Dive Brief:
- AWS told the U.K's Competition and Markets Authority its cloud business “faces competition from on-premises IT” and provided the regulatory agency with examples of customers repatriating workloads, according to a hearing summary published Monday.
- The hyperscaler pointed to the “significant effort” involved in building an on-prem data center as evidence that its customers are open to moving workloads back from the cloud, according to the summary of the July 2 hearing.
- Microsoft also acknowledged that on-prem IT presents competition for cloud in some cases but did not offer specific examples, according to a July 16 CMA hearing summary published Monday.
Dive Insight:
The CMA opened an investigation into competitive practices among AWS and its two main rivals for cloud market share — Microsoft and Google — in October. The agency found potential technical, structural and contractual barriers to moving workloads from and between clouds that could result in vendor lock-in and predatory pricing in a report published earlier this year.
Friction between the three largest hyperscalers intensified as the tech giants tried to assuage regulators and head off further scrutiny during a series of July hearings. Each company had its own points to make — and axes to grind.
AWS noted that cloud comprises just 15% of an IT services market still grounded in on-prem infrastructure, citing analyst data. The company delineated a number of reasons for repatriations, including financial priorities and a desire for companies to increase ownership of IT resources, data and security.
Analysts confirm most enterprises have settled into a hybrid equilibrium, integrating on-prem capabilities with the cloud. Garner expects half of critical enterprise applications to remain outside of public cloud infrastructure through 2027.
But the balance shifted earlier this year as hyperscalers took decisive control of compute capacity, according to Synergy Research Group. Large cloud vendors now control 41% of global data center capacity, overshadowing the 37% that remains on-prem, the market analyst firm found.

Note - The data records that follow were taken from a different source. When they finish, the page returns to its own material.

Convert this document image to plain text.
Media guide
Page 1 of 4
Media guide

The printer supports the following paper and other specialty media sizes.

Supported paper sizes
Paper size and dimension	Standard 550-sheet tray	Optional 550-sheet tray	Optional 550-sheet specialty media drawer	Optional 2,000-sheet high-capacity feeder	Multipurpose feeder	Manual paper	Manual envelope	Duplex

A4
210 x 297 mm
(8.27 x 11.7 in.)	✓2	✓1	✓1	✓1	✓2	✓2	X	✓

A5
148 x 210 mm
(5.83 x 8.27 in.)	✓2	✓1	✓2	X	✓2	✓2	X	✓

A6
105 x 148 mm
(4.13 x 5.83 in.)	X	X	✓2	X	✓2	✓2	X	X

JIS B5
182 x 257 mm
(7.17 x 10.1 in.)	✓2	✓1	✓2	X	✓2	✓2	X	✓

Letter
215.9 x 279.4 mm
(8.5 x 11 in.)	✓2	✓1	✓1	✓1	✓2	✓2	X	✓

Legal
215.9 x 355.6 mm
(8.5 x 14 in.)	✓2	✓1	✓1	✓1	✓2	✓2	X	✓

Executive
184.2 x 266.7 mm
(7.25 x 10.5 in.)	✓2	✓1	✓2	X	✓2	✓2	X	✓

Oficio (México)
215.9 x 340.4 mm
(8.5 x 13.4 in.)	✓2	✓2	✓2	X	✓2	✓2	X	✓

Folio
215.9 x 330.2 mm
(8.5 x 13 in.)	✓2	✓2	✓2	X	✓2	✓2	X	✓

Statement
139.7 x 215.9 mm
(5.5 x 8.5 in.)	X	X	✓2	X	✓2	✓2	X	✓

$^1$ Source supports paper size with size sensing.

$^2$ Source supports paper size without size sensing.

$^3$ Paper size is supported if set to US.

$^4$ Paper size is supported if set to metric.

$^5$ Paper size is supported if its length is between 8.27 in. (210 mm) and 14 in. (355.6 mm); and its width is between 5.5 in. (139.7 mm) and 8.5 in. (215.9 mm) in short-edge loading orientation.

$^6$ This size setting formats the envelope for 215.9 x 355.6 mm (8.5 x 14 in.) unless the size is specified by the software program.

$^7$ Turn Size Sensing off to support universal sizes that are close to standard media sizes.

Enterprises have several motivations for keeping compute in-house that came out in the hearings.
“AWS said that perceived benefits of on-premises may include closer control of assets and proximity,” according to the transcript.
In the last year, AWS, Microsoft and Google have made concessions to multicloud by removing egress fees enterprises incur when moving workloads from one cloud to another. Microsoft also unbundled Teams from the 365 office productivity suite in April in response to an EU antitrust investigation.
The European Commission nonetheless delivered a preliminary view that Microsoft had “breached EU antitrust rules by tying its communication and collaboration product Teams to its popular productivity applications included in its suites for businesses Office 365 and Microsoft 365,” in a June statement.
AWS and Google seized on software licensing practices to point the finger at Microsoft.
“In AWS’s view, there is a history of cloud providers and customers being unhappy with Microsoft’s conduct,” the CMA said.
Google highlighted Microsoft’s advantage among customers running the company’s enterprise software solutions during its testimony July 19. While touting its success competing for digital natives that don’t have a “preexisting footprint of Microsoft software,” Google said those customers represent a small part of the broad market for cloud.
Microsoft fired back at Google and asserted parity with AWS in the enterprise space.
“Microsoft said that it was able to use its experience of working with enterprise customers for traditional IT in relation to cloud services whereas Google lacked these capabilities and this perhaps resulted in poor execution of services for enterprise customers,” according to the transcript.
“While AWS did not have a history serving enterprise customers when it first entered the cloud services market,” the statement continued, “it nevertheless had strong capabilities in execution for, and support of, enterprise customers.”